A breath of air off the inlet, born warm during the day but experimenting with being cool, blew a mosquito away from Quinn’s ear. “Just stop and be thou not crazy,” she said.

“You mean stop thinking?”

Evelyn considered the question. “Are you into Zen?”

He shrugged. “Heard of it. You get enlightened all of a sudden or something.”

She laughed softly. “Probably not. Look. Sit here, keep an eye on the eclipse and I’ll be back in two shakes of a lamb’s tail.” She got up and walked toward the house.

Morgan came running by but stopped when she saw Quinn. “Whatcha doing? Watching the eclipse?”

He looked up at her and nodded.

“I thought the moon was supposed to disappear,” she complained.

“Well, it did a little bit.”

She gave the moon a hard look. “Not really. I can still see it all. I was going to tell about the eclipse in show-and-tell when school starts.”

Evelyn came back and sat down in front of Quinn. She held a quarter in one hand and a bottle of rubber cement from Shirley’s desk in the other.

She looked directly at him. “Listen carefully. From time to time, in your brain and without warning, an immense white whale will rise to the surface. And that whale will rise over and over and over again, throughout your waking life.” She held up the coin for him to see. “I set thee this task. As the white whale comes to the surface – not sometime afterwards, but right as it comes to the surface – you cry out silently, to yourself. You cry, ‘He breaches!’ Do this and you may take this Spanish doubloon.”

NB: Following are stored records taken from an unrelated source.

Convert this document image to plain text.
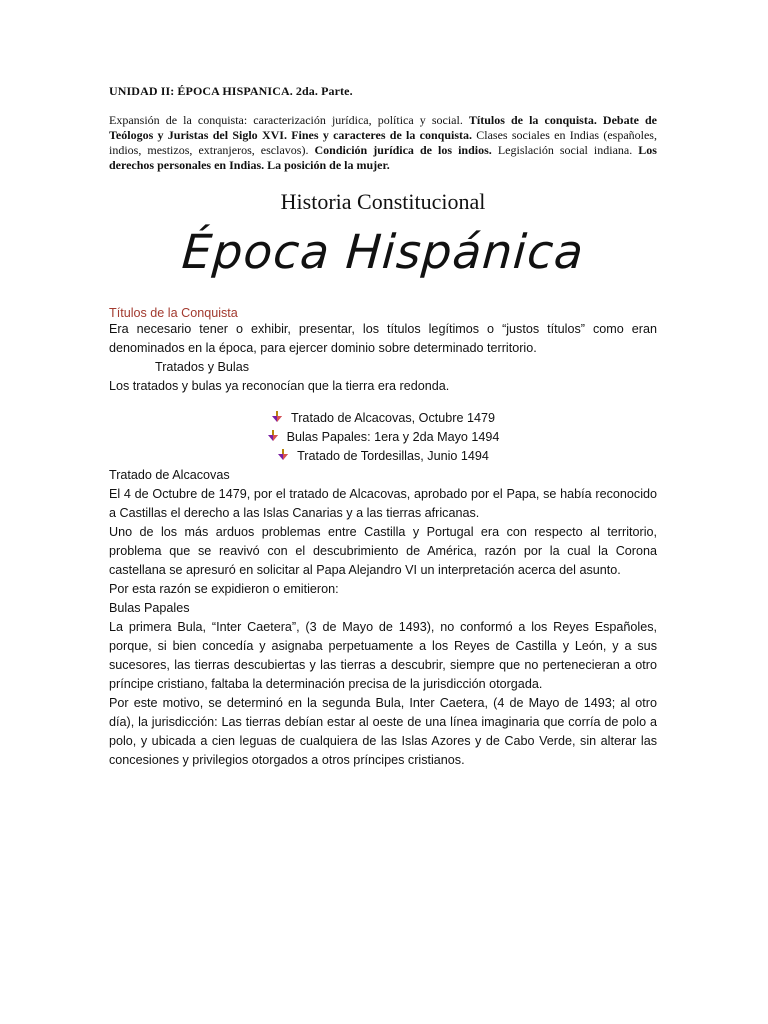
UNIDAD II: ÉPOCA HISPANICA. 2da. Parte.

Expansión de la conquista: caracterización jurídica, política y social. Títulos de la conquista. Debate de Teólogos y Juristas del Siglo XVI. Fines y caracteres de la conquista. Clases sociales en Indias (españoles, indios, mestizos, extranjeros, esclavos). Condición jurídica de los indios. Legislación social indiana. Los derechos personales en Indias. La posición de la mujer.

Historia Constitucional
Época Hispánica
Títulos de la Conquista

Era necesario tener o exhibir, presentar, los títulos legítimos o “justos títulos” como eran denominados en la época, para ejercer dominio sobre determinado territorio.

Tratados y Bulas

Los tratados y bulas ya reconocían que la tierra era redonda.

Tratado de Alcacovas, Octubre 1479
Bulas Papales: 1era y 2da Mayo 1494
Tratado de Tordesillas, Junio 1494

Tratado de Alcacovas

El 4 de Octubre de 1479, por el tratado de Alcacovas, aprobado por el Papa, se había reconocido a Castillas el derecho a las Islas Canarias y a las tierras africanas.

Uno de los más arduos problemas entre Castilla y Portugal era con respecto al territorio, problema que se reavivó con el descubrimiento de América, razón por la cual la Corona castellana se apresuró en solicitar al Papa Alejandro VI un interpretación acerca del asunto.

Por esta razón se expidieron o emitieron:

Bulas Papales

La primera Bula, “Inter Caetera”, (3 de Mayo de 1493), no conformó a los Reyes Españoles, porque, si bien concedía y asignaba perpetuamente a los Reyes de Castilla y León, y a sus sucesores, las tierras descubiertas y las tierras a descubrir, siempre que no pertenecieran a otro príncipe cristiano, faltaba la determinación precisa de la jurisdicción otorgada.

Por este motivo, se determinó en la segunda Bula, Inter Caetera, (4 de Mayo de 1493; al otro día), la jurisdicción: Las tierras debían estar al oeste de una línea imaginaria que corría de polo a polo, y ubicada a cien leguas de cualquiera de las Islas Azores y de Cabo Verde, sin alterar las concesiones y privilegios otorgados a otros príncipes cristianos.
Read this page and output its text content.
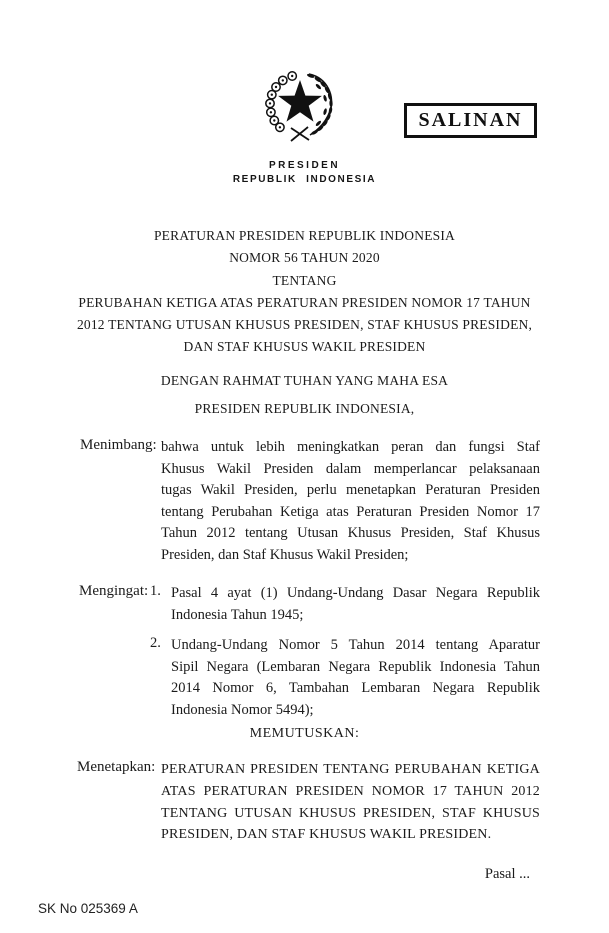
PRESIDEN
REPUBLIK INDONESIA
SALINAN
PERATURAN PRESIDEN REPUBLIK INDONESIA
NOMOR 56 TAHUN 2020
TENTANG
PERUBAHAN KETIGA ATAS PERATURAN PRESIDEN NOMOR 17 TAHUN
2012 TENTANG UTUSAN KHUSUS PRESIDEN, STAF KHUSUS PRESIDEN,
DAN STAF KHUSUS WAKIL PRESIDEN
DENGAN RAHMAT TUHAN YANG MAHA ESA
PRESIDEN REPUBLIK INDONESIA,
Menimbang: bahwa untuk lebih meningkatkan peran dan fungsi Staf
Khusus Wakil Presiden dalam memperlancar pelaksanaan
tugas Wakil Presiden, perlu menetapkan Peraturan Presiden
tentang Perubahan Ketiga atas Peraturan Presiden Nomor 17
Tahun 2012 tentang Utusan Khusus Presiden, Staf Khusus
Presiden, dan Staf Khusus Wakil Presiden;
Mengingat: 1. Pasal 4 ayat (1) Undang-Undang Dasar Negara Republik
Indonesia Tahun 1945;
2. Undang-Undang Nomor 5 Tahun 2014 tentang Aparatur
Sipil Negara (Lembaran Negara Republik Indonesia Tahun
2014 Nomor 6, Tambahan Lembaran Negara Republik
Indonesia Nomor 5494);
MEMUTUSKAN:
Menetapkan: PERATURAN PRESIDEN TENTANG PERUBAHAN KETIGA
ATAS PERATURAN PRESIDEN NOMOR 17 TAHUN 2012
TENTANG UTUSAN KHUSUS PRESIDEN, STAF KHUSUS
PRESIDEN, DAN STAF KHUSUS WAKIL PRESIDEN.
Pasal ...
SK No 025369 A
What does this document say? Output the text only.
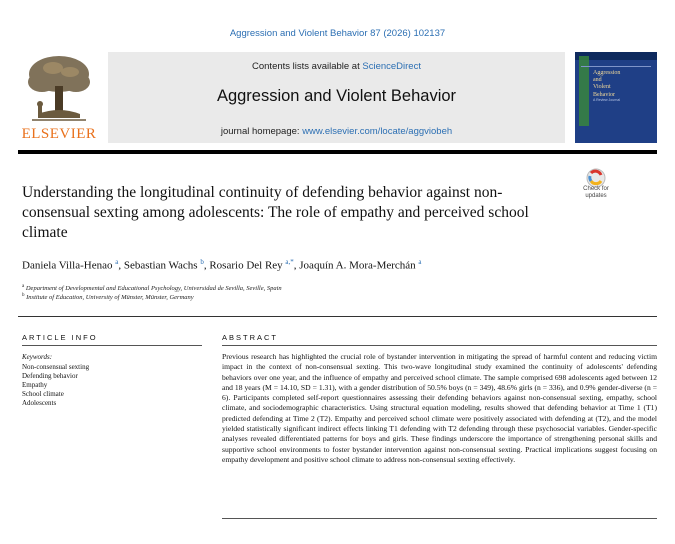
Aggression and Violent Behavior 87 (2026) 102137
ELSEVIER
Contents lists available at ScienceDirect
Aggression and Violent Behavior
journal homepage: www.elsevier.com/locate/aggviobeh
Aggression
and
Violent
Behavior
A Review Journal
Understanding the longitudinal continuity of defending behavior against non-consensual sexting among adolescents: The role of empathy and perceived school climate
Check for
updates
Daniela Villa-Henao $^a$, Sebastian Wachs $^b$, Rosario Del Rey $^{a,*}$, Joaquín A. Mora-Merchán $^a$
$^a$ Department of Developmental and Educational Psychology, Universidad de Sevilla, Seville, Spain
$^b$ Institute of Education, University of Münster, Münster, Germany
ARTICLE INFO
Keywords:
Non-consensual sexting
Defending behavior
Empathy
School climate
Adolescents
ABSTRACT
Previous research has highlighted the crucial role of bystander intervention in mitigating the spread of harmful content and reducing victim impact in the context of non-consensual sexting. This two-wave longitudinal study examined the continuity of adolescents' defending behaviors over one year, and the influence of empathy and perceived school climate. The sample comprised 698 adolescents aged between 12 and 18 years (M = 14.10, SD = 1.31), with a gender distribution of 50.5% boys (n = 349), 48.6% girls (n = 336), and 0.9% gender-diverse (n = 6). Participants completed self-report questionnaires assessing their defending behaviors against non-consensual sexting, empathy, school climate, and sociodemographic characteristics. Using structural equation modeling, results showed that defending behavior at Time 1 (T1) predicted defending at Time 2 (T2). Empathy and perceived school climate were positively associated with defending at (T2), and the model yielded statistically significant indirect effects linking T1 defending with T2 defending through these psychosocial variables. Gender-specific analyses revealed differentiated patterns for boys and girls. These findings underscore the importance of strengthening personal skills and supportive school environments to foster bystander intervention against non-consensual sexting. Practical implications suggest focusing on empathy development and positive school climate to address non-consensual sexting effectively.
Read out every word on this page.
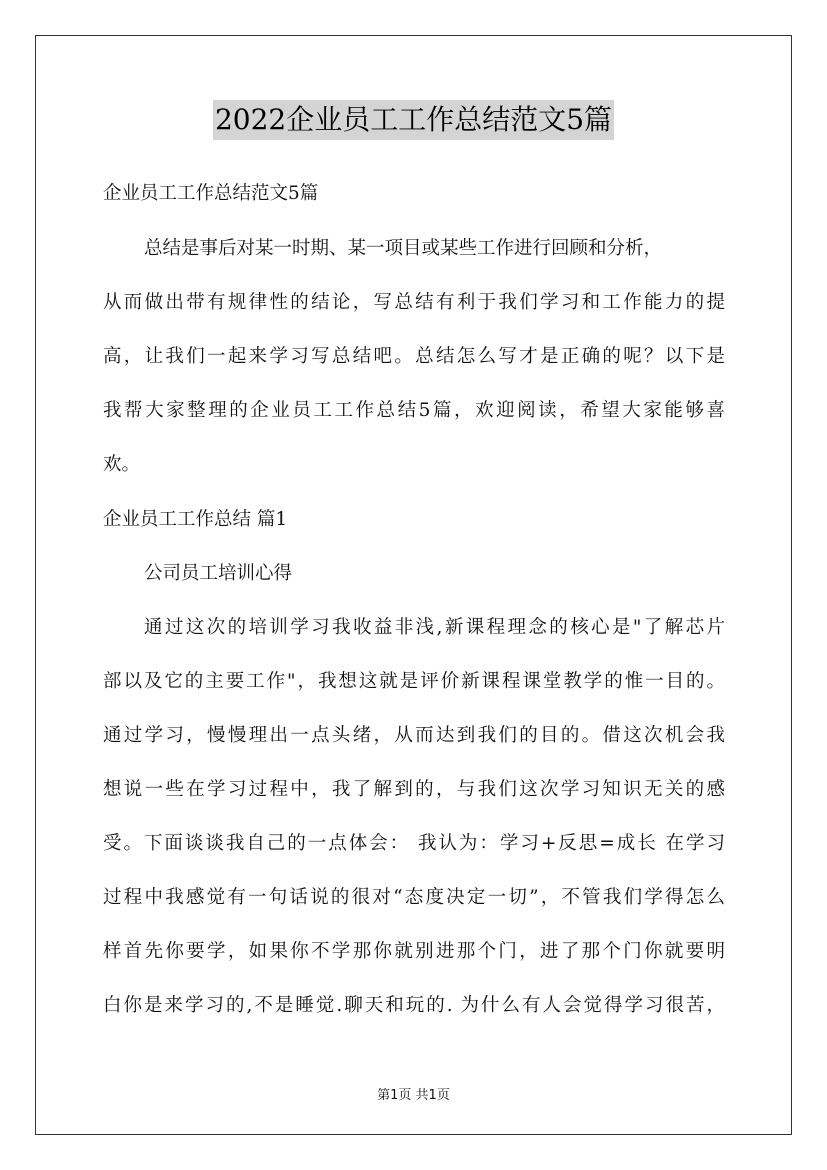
2022企业员工工作总结范文5篇
企业员工工作总结范文5篇
总结是事后对某一时期、某一项目或某些工作进行回顾和分析，
从而做出带有规律性的结论，写总结有利于我们学习和工作能力的提
高，让我们一起来学习写总结吧。总结怎么写才是正确的呢？以下是
我帮大家整理的企业员工工作总结5篇，欢迎阅读，希望大家能够喜
欢。
企业员工工作总结 篇1
公司员工培训心得
通过这次的培训学习我收益非浅,新课程理念的核心是"了解芯片
部以及它的主要工作"，我想这就是评价新课程课堂教学的惟一目的。
通过学习，慢慢理出一点头绪，从而达到我们的目的。借这次机会我
想说一些在学习过程中，我了解到的，与我们这次学习知识无关的感
受。下面谈谈我自己的一点体会： 我认为：学习+反思=成长 在学习
过程中我感觉有一句话说的很对“态度决定一切”，不管我们学得怎么
样首先你要学，如果你不学那你就别进那个门，进了那个门你就要明
白你是来学习的,不是睡觉.聊天和玩的. 为什么有人会觉得学习很苦，
第1页 共1页
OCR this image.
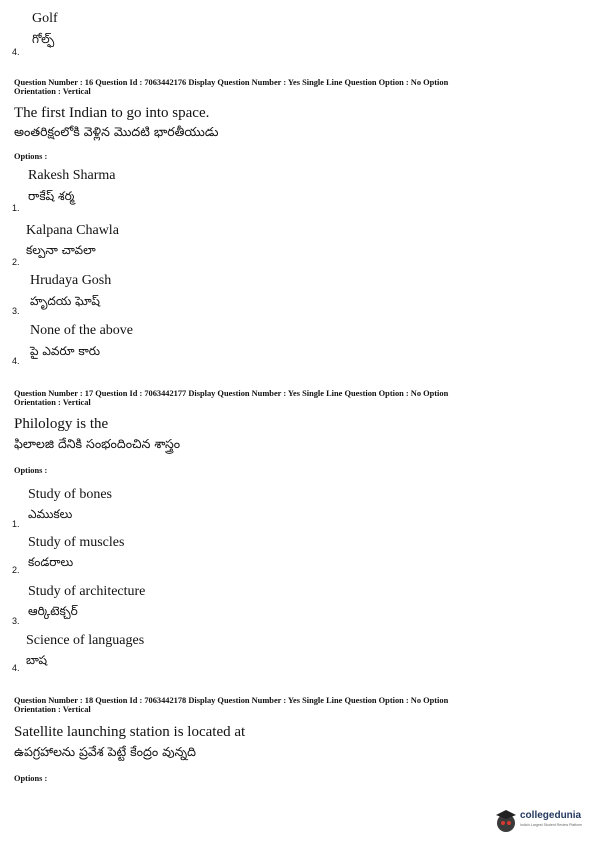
Golf
గోల్ఫ్
4.
Question Number : 16 Question Id : 7063442176 Display Question Number : Yes Single Line Question Option : No Option
Orientation : Vertical
The first Indian to go into space.
అంతరిక్షంలోకి వెళ్లిన మొదటి భారతీయుడు
Options :
Rakesh Sharma
రాకేష్ శర్మ
1.
Kalpana Chawla
కల్పనా చావలా
2.
Hrudaya Gosh
హృదయ ఘోష్
3.
None of the above
పై ఎవరూ కారు
4.
Question Number : 17 Question Id : 7063442177 Display Question Number : Yes Single Line Question Option : No Option
Orientation : Vertical
Philology is the
ఫిలాలజి దేనికి సంభందించిన శాస్త్రం
Options :
Study of bones
ఎముకలు
1.
Study of muscles
కండరాలు
2.
Study of architecture
ఆర్కిటెక్చర్
3.
Science of languages
బాష
4.
Question Number : 18 Question Id : 7063442178 Display Question Number : Yes Single Line Question Option : No Option
Orientation : Vertical
Satellite launching station is located at
ఉపగ్రహాలను ప్రవేశ పెట్టే కేంద్రం వున్నది
Options :
collegedunia
India's Largest Student Review Platform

She leaned in and glued the quarter to his forehead. Morgan laughed. Quinn was lost in the feel of her touch on his forehead. Quinn, entirely missing the white whale’s first appearance, asked, “Will this help me figure out how to communicate the experience of that soup?”

“Ahhh. That’s what you were…” She turned to the girl. “Morgan. If you wanted to share how good  you thought the soup was with a friend, what would you do?”

The two Storm Bay kids came running up, laughing. “Cook it for
them!” shouted Morgan as she ran off with them.